Thank you. I would love to know specifically what your good trading friend means by the psychological aspect if you can share that. My simplistic view is that psychology is irrelevant without a system or a method, but once that's in place I think psychology is very important. Especially if you're a discretionary trader. And increasingly so in relation to the leverage employed, i.e., I could have 1 MES in the market without a stop and sleep like a baby for a week, but not with 1 ES.

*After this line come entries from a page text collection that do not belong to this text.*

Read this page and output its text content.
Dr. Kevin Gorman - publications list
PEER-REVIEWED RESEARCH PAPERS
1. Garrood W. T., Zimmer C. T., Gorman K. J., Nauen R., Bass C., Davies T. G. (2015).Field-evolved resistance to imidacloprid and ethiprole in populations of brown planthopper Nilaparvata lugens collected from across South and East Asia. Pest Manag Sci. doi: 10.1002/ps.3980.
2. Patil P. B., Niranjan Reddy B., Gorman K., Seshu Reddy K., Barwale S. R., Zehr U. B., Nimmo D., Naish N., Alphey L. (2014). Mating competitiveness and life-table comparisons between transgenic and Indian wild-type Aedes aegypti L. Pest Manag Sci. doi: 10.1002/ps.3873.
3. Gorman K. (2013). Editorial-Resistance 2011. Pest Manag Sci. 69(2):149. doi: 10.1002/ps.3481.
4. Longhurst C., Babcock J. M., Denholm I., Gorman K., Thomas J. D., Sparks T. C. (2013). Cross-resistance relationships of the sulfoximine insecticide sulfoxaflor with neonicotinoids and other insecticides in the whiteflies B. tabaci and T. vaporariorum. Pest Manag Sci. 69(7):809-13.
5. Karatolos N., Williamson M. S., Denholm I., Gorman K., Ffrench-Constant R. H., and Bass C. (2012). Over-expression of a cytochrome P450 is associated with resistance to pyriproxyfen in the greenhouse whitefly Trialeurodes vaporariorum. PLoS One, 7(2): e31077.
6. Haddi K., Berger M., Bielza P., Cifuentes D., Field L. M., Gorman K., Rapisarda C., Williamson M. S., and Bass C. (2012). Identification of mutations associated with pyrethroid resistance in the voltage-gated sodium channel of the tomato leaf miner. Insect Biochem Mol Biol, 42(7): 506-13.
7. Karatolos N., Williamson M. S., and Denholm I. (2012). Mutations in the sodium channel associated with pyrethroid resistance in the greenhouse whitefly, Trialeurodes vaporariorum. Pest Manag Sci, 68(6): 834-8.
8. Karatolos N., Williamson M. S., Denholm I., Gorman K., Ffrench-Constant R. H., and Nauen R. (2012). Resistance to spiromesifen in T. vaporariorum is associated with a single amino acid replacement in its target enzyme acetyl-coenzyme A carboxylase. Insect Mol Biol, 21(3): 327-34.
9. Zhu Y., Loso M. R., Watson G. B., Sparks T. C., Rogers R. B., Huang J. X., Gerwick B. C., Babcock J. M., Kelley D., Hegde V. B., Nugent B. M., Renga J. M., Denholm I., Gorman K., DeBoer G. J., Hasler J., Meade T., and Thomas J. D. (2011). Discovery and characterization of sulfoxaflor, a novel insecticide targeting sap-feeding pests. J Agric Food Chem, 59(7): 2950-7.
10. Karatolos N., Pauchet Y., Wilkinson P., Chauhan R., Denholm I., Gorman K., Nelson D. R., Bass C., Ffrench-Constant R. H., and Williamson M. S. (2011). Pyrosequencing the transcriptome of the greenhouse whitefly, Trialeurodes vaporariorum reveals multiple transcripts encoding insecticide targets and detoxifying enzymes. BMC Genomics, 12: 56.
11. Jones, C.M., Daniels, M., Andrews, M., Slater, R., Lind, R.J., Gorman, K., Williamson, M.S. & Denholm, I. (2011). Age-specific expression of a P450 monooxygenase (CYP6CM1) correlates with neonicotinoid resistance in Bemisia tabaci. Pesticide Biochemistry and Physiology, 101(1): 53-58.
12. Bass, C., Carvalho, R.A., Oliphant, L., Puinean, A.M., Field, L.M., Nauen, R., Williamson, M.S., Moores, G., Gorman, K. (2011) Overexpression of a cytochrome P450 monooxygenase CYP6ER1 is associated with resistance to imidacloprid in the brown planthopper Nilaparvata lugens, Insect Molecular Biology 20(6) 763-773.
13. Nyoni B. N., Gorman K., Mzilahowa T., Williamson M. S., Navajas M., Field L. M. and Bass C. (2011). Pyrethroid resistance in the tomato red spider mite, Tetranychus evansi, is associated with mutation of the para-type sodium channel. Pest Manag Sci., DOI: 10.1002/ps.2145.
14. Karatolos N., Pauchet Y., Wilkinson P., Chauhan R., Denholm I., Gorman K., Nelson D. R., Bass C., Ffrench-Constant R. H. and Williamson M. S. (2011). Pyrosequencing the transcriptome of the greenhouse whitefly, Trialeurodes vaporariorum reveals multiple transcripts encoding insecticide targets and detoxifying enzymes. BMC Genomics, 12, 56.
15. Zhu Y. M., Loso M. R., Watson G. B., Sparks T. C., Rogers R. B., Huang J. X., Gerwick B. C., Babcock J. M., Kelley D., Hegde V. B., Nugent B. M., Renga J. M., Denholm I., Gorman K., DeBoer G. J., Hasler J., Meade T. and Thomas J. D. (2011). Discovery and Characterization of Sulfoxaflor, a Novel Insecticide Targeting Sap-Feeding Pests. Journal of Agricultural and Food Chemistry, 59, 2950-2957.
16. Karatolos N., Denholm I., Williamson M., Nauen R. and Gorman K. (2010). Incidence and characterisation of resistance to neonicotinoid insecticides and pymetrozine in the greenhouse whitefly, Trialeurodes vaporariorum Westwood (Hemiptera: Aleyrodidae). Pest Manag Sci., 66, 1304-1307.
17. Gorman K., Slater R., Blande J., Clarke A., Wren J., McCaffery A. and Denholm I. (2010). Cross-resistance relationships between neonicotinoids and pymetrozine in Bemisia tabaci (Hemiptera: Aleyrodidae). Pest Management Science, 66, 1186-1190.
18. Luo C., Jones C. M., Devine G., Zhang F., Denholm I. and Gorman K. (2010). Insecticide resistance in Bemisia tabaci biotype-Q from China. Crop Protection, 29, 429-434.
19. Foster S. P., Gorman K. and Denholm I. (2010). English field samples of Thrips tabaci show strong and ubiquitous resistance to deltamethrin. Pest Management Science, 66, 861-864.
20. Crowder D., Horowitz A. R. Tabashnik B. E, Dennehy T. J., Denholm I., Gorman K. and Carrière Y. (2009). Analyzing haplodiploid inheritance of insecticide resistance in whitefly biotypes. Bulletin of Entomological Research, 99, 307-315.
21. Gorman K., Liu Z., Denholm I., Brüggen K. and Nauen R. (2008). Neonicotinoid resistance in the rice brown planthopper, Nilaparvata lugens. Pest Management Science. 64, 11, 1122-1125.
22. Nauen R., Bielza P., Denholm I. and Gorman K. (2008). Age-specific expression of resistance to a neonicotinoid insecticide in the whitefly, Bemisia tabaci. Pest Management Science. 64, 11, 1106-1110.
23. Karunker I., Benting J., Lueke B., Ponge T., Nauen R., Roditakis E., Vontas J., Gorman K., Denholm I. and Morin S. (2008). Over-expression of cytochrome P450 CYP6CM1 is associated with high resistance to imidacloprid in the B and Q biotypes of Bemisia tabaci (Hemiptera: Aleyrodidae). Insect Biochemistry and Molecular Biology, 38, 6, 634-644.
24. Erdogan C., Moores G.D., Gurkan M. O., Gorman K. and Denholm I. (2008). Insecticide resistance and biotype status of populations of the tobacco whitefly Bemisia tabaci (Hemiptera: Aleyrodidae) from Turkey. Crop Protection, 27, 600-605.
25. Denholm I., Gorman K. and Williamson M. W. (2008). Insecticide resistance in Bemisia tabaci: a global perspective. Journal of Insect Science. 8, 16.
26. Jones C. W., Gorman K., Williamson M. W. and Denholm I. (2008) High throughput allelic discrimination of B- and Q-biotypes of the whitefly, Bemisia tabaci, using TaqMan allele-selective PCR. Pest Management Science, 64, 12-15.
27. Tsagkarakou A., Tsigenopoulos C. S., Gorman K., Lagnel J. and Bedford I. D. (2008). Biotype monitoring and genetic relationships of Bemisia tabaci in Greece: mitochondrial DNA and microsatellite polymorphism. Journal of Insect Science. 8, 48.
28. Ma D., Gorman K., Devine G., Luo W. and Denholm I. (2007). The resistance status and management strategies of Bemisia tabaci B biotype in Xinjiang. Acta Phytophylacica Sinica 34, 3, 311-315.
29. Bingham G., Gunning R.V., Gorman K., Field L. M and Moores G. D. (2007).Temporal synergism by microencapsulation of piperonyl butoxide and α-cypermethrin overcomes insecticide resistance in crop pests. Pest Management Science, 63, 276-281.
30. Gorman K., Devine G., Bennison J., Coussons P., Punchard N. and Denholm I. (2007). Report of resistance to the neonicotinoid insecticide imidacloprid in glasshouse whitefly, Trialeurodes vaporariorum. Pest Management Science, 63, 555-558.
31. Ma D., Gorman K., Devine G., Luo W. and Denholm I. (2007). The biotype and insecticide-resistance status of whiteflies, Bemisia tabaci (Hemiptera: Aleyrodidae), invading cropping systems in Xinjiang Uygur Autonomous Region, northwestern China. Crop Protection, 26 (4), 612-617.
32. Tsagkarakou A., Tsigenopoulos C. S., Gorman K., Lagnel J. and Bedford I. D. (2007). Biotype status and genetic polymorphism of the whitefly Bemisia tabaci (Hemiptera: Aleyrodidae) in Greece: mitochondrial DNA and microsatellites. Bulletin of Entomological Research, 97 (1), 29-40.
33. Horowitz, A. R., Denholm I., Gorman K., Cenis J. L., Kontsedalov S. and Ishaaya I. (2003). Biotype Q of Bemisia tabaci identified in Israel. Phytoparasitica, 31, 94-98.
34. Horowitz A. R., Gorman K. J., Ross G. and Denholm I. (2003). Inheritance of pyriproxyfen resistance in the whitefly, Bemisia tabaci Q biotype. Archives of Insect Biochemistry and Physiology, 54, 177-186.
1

I may write up a separate thread on this, but long story short I had a very good September with few losing days and started October with a large losing day which set the tone for the rest of the month. Funny thing is I was almost back up at equity highs a few days later, a few hundred $ short, but then dipped below that. For the rest of the month I've just been focused on getting back to that equity high QUICKLY and taking larger risks to do so.
I suppose I got greedy, overconfident, impatient and complacent - not giving my trading the proper care, analysis and focus which it requires. Just being sloppy. The dangerous part is that I actually had some big wins from this kind of behavior, too.
The positive thing is that most of my larger losses came from stupid trades and from trading when I shouldn't be trading like in the middle of the night or when juggling stuff at my day job. If I can discipline myself enough to avoid this, maybe I have a chance.
I think I just need to erase that equity high off my mind and pretend like I just funded a completely new account which I'm carefully building up with the same respect and care as when I started out in September when I spoke a lot about building a cushion and playing it safe. I'm still ahead on my account by a bit, but lost more than necessary this month.
Like I've said a few times now. Losing money in the market is a choice.